Miró D’Artagnan atentamente a Friquet y conoció en él al muchacho de la calle de la Calandre.

—¡Calla! ¿Eres tú, bribonzuelo? Ven acá.

—Sí, soy yo, señor oficial —dijo Friquet con zalamería.

—¿Conque has mudado de oficio? ¿Conque ya no eres monaguillo, ni mozo de taberna, y te has metido a ladrón de caballos?

—¡Cómo! Señor oficial, ¿es posible que creáis tal cosa? No, señor, voy buscando al caballero a quien pertenece ese animal, un caballero muy gallardo por cierto, y valiente como un César.

Simulando entonces que reparaba en Raúl por primera vez, continuó:

—Pero si no me equivoco, aquí le tenemos justamente. ¿No hay algo para el portador, señor caballero?

Raúl llevó la mano al bolsillo.

—¿Qué vais a hacer? —preguntó D’Artagnan.

—Dar diez libras a este muchacho —respondió Raúl sacando una moneda.

—¡Diez puntapiés en la barriga! —repuso D’Artagnan—. Echa a correr, pilluelo, y no olvides que sé tus señas.

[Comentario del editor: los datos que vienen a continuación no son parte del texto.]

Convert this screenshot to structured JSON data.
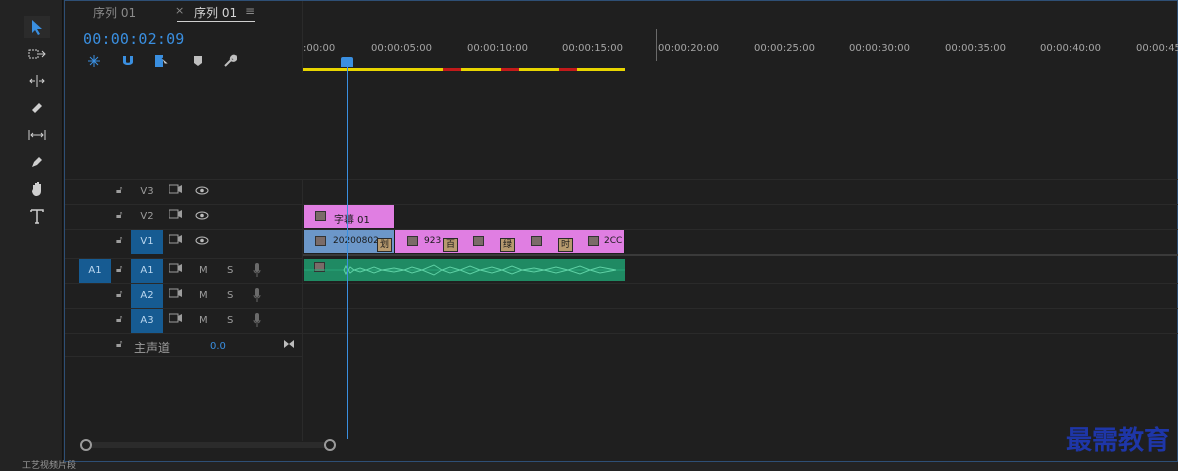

Friquet, que no esperaba salir tan bien librado, se plantó de un salto en la calle Dauphine, por la que escapó.

Volvió Raúl a montar, y marchando al paso en unión de D’Artagnan, que velaba sobre él como si fuera su propio hijo, se encaminaron ambos a la calle de Tiquetonne.

Durante el camino percibieron algunos murmullos sordos, algunas amenazas lejanas; pero al ver a aquel militar de aspecto tan marcial, y aquella vencedora espada que de su muñeca pendía, todos se apartaron si hacer ninguna tentativa seria contra su persona.

Llegaron, por tanto, sin tropiezo, a la fonda de la Chevrette.

La bella Magdalena participó a D’Artagnan que Planchet estaba de vuelta acompañado de Mosquetón, el cual había sufrido valerosamente la extracción de la bala, y seguía bueno en cuanto lo permitía su estado.

Entonces mandó D’Artagnan que llamasen a Planchet; pero a pesar de las voces que le dieron, éste no respondió: había desaparecido.

—Traed vino —dijo el oficial.

Cumplida esta orden, se quedó solo D’Artagnan con Raúl.

—Estaréis muy contento de vos —le dijo observándole atentamente.

—Sí tal —contestó Raúl—, me parece que he cumplido con mi deber. ¿No he defendido al rey?

—¿Y quién os ha ordenado que defendierais al rey?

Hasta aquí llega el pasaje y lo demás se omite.